Landfill #3 construction could continue, but is still on delay

This winter, a year-long delay seemed to be over in building a required landfill to accommodate Peoria waste after the current landfill is at capacity, but plans have not resumed.

The Peoria City/County Landfill Committee plans to construct Landfill #3, made necessary because the current Landfill #2, which opened in 1998, is expected to reach capacity in the next several months.

The process started 15 years ago, and during those years, Peoria Disposal Company (PDC) found no evidence of underground mines that could affect the proposed site, which is adjacent to existing landfill space, and state agencies agreed.

Building landfills above mines risks tons of trash collapsing into space below and possibly damaging landfills’ liners, which protect groundwater from contamination.

Landfill #3 construction bids had gone out, but in April of 2023, a reference to an abandoned underground mine (Black Jewel No. 2, which operated in the 1930s and ’40s) was noted in records of the Illinois Geological Survey — which neither PDC, the Committee nor the Illinois Environmental Protection Agency (IEPA) realized.

Required to notify the state EPA, the Committee stopped work and arranged for the Illinois Department of Natural Resources (IDNR) and engineers and consultants to investigate. From November through January, 10 exploratory borings were done, which confirmed Black Jewel’s presence but added that it was in a different coal seam than previously assumed and seemed to have been stripped out.

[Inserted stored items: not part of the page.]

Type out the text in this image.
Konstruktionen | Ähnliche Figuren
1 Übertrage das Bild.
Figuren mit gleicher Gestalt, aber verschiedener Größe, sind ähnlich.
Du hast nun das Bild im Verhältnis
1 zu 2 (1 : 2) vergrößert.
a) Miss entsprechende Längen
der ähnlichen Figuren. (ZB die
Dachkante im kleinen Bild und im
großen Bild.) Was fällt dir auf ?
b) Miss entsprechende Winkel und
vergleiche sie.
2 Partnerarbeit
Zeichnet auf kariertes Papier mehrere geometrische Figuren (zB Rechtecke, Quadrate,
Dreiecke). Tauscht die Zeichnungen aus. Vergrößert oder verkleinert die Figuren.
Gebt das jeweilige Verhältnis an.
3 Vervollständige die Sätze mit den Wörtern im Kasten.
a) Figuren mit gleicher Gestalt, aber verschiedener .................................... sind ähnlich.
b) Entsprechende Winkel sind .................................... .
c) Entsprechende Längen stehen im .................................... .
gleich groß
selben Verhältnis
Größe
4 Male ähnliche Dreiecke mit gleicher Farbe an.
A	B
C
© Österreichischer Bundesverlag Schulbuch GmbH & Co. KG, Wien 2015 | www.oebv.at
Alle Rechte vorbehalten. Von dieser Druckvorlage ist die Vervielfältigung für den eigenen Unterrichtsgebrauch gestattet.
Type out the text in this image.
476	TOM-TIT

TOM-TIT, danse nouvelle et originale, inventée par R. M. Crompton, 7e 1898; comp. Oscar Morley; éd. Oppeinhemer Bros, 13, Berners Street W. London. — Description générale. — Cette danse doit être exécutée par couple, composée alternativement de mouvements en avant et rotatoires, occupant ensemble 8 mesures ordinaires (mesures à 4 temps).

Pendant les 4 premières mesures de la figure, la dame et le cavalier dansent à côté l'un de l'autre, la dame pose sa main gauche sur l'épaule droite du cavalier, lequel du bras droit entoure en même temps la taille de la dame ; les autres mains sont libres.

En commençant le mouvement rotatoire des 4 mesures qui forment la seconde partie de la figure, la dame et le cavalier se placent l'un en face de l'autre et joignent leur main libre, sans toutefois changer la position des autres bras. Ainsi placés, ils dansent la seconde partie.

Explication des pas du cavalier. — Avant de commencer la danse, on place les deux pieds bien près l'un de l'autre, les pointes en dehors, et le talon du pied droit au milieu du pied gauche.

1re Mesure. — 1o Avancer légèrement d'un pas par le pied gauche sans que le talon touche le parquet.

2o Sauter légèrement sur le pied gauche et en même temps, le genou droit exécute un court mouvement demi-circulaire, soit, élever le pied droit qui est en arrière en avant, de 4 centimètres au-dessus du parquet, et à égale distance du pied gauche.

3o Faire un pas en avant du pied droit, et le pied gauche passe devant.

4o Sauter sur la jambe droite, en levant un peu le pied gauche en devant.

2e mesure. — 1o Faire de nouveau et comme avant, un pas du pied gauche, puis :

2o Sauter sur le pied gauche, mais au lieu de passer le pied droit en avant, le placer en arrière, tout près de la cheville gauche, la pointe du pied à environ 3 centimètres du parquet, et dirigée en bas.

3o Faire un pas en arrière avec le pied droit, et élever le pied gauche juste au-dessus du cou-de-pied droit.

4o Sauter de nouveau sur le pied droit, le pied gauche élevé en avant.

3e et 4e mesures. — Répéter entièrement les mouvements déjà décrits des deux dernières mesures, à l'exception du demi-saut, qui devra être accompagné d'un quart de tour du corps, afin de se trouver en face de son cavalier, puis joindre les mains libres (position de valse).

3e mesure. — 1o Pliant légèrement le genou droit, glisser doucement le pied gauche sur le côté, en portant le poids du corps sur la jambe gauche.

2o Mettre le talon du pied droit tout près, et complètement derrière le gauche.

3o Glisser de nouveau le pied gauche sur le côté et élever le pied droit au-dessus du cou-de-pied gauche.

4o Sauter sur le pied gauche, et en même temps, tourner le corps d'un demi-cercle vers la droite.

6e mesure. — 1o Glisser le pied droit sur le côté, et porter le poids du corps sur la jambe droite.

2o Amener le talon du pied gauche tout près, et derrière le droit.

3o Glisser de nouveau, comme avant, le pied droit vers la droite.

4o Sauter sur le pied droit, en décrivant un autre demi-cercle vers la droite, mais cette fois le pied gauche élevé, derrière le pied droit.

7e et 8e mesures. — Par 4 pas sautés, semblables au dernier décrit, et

Now, Committee members believe that there’s no extraordinary risk from Black Jewel, and Landfill #3 construction could proceed.

“The news we received from IDNR was welcome and appreciated,” said Peoria County Administrator Scott Sorrel. “We now are waiting on IEPA to remove the hold on the construction permit issued to GFL [Green For Life Environmental] on behalf of the City-County Solid Waste Management Committee.

“This delay, caused by the extra analysis required by IDNR and IEPA, has put the opening of Landfill #3 in question,” he continued. “We are currently exploring all options and contingencies. At this time, it is too early in this exploration to have a definitive solution.”

GFL, which in 2021 acquired PDC and its holdings — including the contract to build Landfill #3 — hasn’t seemed eager to fulfill that obligation. In 2022, GFL asked to postpone Landfill #3, but the Committee rejected the idea and considered legal action to enforce the contract, and GFL dropped its request.

Also asked about how a Landfill #3 might now proceed, Landfill Committee chair Stephen Morris, who’s City Treasurer, said, “In short, I do not know. The City, County, and [the] Landfill Committee are exploring all options to ensure affordable and reliable waste disposal.

“The timelines for closure of Landfill 2 and opening of Landfill 3 remain unclear,” he added, “so we really have no choice but to prepare contingencies for various outcomes.”

Completing Landfill #3 will take a while, and it’s unlikely it will be ready when Landfill #2 is full. Contingencies include using a “transfer station” to collect and then transport garbage to some existing landfill, such as GFL’s Indian Creek Landfill in Tazewell County.